Their love story took many of her longtime fans by surprise, but that hasn’t stopped the couple from falling hard for each other. After meeting on the set of “The Voice” back in 2015, the two dated for years before announcing their engagement in October.
Some still have lingering questions about Stefani’s own political beliefs, especially considering Shelton’s apparent conservative leanings and past statements about Donald Trump.
Speaking with Paper magazine in a cover story published on Wednesday, Stefani fielded a question about whether “she’s a Republican now” given her ties to Shelton.
“If you’re going to be a star, that’s what you get,” she told the outlet. “You know what I mean? You get what you get, and you don’t get upset, at all.”
“I can see how people would be curious, but I think it’s pretty obvious who I am,” she continued. “I’ve been around forever. I started my band because we were really influenced by ska, which was a movement that happened in the late ’70s, and it was really all about people coming together. The first song I ever wrote was a song called ‘Different People,’ which was on the Obama playlist, you know, a song about everyone being different and being the same and loving each other. The very first song I wrote.”

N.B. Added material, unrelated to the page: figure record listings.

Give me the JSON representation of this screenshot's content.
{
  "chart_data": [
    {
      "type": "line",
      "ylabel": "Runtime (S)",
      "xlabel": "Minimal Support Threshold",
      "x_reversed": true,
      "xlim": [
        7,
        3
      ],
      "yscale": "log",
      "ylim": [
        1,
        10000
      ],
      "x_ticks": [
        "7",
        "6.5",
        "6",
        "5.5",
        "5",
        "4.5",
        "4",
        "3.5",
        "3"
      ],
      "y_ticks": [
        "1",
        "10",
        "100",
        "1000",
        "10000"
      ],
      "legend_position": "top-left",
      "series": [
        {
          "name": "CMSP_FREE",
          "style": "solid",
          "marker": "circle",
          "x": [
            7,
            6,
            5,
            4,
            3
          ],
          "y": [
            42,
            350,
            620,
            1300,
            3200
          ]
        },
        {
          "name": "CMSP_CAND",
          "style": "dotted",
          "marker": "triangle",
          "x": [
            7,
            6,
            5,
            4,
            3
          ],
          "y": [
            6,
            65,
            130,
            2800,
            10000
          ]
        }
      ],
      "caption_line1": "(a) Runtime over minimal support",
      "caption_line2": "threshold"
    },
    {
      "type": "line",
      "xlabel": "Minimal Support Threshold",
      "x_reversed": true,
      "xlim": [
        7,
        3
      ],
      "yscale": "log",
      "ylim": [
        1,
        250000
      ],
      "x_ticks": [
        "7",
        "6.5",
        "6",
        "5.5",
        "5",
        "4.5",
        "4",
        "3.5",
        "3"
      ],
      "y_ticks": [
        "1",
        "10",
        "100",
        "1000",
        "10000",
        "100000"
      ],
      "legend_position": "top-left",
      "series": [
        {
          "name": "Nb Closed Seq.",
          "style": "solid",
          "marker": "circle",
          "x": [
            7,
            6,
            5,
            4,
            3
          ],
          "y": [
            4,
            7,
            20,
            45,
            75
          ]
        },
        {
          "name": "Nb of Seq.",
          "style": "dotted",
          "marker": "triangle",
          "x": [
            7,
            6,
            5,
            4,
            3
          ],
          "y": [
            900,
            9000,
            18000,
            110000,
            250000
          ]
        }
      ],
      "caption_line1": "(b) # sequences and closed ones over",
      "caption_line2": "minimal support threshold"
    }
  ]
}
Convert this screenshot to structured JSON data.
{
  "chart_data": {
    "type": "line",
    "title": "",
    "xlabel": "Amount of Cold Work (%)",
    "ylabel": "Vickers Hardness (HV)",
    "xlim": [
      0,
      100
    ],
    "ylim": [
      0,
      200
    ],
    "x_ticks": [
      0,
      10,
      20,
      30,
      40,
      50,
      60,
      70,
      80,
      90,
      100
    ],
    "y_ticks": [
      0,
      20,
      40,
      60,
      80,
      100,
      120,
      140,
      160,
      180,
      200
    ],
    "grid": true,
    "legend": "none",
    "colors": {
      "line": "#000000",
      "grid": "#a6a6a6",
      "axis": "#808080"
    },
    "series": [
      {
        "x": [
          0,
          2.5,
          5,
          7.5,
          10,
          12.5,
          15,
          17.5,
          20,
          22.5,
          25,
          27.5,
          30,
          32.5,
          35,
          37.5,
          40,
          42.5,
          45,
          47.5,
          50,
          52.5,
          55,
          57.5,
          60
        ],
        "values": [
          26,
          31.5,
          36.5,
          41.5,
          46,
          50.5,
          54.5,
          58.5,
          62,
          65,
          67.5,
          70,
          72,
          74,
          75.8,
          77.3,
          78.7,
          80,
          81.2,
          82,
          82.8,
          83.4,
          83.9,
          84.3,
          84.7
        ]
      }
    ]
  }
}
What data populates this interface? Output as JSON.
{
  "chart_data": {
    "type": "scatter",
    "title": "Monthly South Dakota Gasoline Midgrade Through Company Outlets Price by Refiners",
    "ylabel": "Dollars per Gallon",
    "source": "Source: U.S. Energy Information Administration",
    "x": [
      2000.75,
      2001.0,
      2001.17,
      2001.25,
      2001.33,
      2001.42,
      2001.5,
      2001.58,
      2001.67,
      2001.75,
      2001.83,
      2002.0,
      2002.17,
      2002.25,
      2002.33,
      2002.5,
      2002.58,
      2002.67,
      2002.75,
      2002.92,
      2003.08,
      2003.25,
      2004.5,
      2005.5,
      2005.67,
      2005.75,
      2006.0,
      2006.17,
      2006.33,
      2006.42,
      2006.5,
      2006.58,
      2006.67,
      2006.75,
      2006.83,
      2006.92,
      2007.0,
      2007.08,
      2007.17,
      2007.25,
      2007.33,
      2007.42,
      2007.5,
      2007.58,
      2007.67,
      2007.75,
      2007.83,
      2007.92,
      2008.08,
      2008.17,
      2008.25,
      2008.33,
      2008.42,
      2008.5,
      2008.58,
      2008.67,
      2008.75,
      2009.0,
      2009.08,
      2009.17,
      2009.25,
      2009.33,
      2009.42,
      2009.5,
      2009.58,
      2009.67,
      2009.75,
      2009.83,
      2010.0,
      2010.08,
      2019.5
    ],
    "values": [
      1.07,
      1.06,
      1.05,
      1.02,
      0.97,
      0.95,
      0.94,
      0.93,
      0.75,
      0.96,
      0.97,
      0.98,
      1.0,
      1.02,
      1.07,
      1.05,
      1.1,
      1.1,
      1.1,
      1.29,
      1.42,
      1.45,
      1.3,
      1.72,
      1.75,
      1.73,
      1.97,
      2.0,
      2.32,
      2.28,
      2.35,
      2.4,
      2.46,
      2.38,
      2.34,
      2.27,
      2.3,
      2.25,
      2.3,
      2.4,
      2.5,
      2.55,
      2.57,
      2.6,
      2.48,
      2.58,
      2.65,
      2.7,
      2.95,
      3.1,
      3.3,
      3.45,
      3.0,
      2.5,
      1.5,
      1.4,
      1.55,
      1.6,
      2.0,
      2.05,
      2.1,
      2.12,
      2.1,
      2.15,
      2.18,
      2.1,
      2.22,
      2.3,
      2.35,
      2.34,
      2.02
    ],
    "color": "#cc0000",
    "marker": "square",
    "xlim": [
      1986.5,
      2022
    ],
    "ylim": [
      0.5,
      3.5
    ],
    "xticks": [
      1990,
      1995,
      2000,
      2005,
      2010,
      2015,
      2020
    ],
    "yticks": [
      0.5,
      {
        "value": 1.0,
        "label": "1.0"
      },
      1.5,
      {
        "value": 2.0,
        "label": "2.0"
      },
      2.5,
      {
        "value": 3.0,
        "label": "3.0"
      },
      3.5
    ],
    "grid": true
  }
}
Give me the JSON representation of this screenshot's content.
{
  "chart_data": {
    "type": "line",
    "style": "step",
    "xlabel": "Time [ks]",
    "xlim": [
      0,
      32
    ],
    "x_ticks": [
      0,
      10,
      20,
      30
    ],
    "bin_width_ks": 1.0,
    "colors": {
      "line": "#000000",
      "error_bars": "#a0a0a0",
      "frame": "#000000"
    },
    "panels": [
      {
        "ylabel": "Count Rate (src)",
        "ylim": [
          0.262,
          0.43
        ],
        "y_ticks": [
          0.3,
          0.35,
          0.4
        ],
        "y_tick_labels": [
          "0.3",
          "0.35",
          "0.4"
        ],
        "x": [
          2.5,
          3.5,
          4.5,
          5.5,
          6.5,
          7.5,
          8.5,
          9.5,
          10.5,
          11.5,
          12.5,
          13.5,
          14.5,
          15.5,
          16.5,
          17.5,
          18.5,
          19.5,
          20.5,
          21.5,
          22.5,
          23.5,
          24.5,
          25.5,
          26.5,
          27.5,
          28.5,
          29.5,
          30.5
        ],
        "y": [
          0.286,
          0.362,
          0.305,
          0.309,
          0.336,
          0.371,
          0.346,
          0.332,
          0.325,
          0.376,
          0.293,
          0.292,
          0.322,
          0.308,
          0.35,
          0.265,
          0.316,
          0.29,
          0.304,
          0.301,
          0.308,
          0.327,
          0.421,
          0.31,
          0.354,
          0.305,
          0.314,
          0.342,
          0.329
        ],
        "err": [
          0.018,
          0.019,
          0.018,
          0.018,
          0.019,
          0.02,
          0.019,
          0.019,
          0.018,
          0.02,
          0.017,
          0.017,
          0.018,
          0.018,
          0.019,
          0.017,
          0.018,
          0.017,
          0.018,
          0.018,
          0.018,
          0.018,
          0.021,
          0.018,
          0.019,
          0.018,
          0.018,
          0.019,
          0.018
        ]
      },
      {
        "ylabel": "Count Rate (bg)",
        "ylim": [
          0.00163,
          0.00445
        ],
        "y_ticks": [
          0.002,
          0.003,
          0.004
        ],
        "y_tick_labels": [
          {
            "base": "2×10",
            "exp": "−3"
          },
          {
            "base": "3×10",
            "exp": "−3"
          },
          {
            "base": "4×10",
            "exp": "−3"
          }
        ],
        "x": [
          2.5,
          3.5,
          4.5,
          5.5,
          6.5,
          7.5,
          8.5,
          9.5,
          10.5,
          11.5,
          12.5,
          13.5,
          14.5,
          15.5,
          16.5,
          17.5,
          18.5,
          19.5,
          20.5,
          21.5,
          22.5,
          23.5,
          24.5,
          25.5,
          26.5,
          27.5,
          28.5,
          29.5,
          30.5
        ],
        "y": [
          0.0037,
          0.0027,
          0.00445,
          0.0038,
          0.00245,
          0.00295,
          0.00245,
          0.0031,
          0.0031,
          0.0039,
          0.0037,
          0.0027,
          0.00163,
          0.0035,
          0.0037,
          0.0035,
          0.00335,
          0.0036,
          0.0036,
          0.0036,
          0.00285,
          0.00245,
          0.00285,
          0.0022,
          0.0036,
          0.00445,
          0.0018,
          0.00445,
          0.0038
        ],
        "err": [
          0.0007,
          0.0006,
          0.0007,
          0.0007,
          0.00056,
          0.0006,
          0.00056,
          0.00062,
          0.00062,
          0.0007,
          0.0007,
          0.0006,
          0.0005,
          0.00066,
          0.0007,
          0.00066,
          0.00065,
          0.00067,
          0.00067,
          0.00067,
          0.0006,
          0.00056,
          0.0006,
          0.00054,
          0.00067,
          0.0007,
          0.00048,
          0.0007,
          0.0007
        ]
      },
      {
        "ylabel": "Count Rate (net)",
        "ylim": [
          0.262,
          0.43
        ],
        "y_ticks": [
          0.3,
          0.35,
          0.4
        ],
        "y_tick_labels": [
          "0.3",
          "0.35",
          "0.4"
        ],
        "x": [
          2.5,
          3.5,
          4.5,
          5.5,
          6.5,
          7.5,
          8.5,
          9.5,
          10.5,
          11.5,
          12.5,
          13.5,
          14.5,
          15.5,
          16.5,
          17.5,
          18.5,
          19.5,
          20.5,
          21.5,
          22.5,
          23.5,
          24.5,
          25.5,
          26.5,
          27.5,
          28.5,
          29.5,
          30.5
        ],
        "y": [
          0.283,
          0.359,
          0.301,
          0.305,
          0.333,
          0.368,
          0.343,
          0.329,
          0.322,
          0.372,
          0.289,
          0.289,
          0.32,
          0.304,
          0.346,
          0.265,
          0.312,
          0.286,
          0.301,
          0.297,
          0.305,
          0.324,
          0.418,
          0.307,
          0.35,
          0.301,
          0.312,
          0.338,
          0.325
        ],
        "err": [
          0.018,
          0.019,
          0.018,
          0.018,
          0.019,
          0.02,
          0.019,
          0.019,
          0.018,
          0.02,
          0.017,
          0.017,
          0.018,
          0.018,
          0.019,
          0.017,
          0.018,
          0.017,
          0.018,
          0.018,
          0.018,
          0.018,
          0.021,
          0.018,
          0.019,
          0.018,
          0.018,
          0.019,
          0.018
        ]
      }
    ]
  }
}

She went onto describe how her early work with No Doubt was influenced by ska groups, including The Specials and The Selecter, because of “what they were doing in the late ’70s was this whole kind of anti-racism, we come together, Black and white ska movement.”
But Stefani stopped short of explicitly expressing where she falls on the political spectrum, explaining that in her eyes the “whole point of voting” is having “this personal space to feel how you feel.”
“I use my platform to share my life story and to engage with people and to exchange whatever gift I was giving,” she continued. “I’m not a political science major. I am not that person. Everyone knows that. So why would I even talk about it?”
Stefani has historically supported Democratic politicians, hosting a fundraiser alongside Michelle Obama back in 2012, while she and Shelton performed a duet at former President Barack Obama’s final state dinner in 2016.
Shelton has been similarly cagey about his political leanings after stirring controversy (and attracting Debra Messing’s Twitter wrath) for appearing to defend Trump ahead of the 2016 presidential election.
“Whether you love him or hate him, he says what he thinks, and he has proven that you don’t always have to be so afraid,” he told Billboard. “A lot of people are pulling for him, no matter how much Hollywood fights it. I see people who don’t like him go and beat up people that do like him. You tell me, who’s crazy here? I probably wish there was another option, but there’s not.”
A year later, the singer posed for a photo with then-House Speaker Paul Ryan, which only fueled the speculation about his right-leaning political beliefs.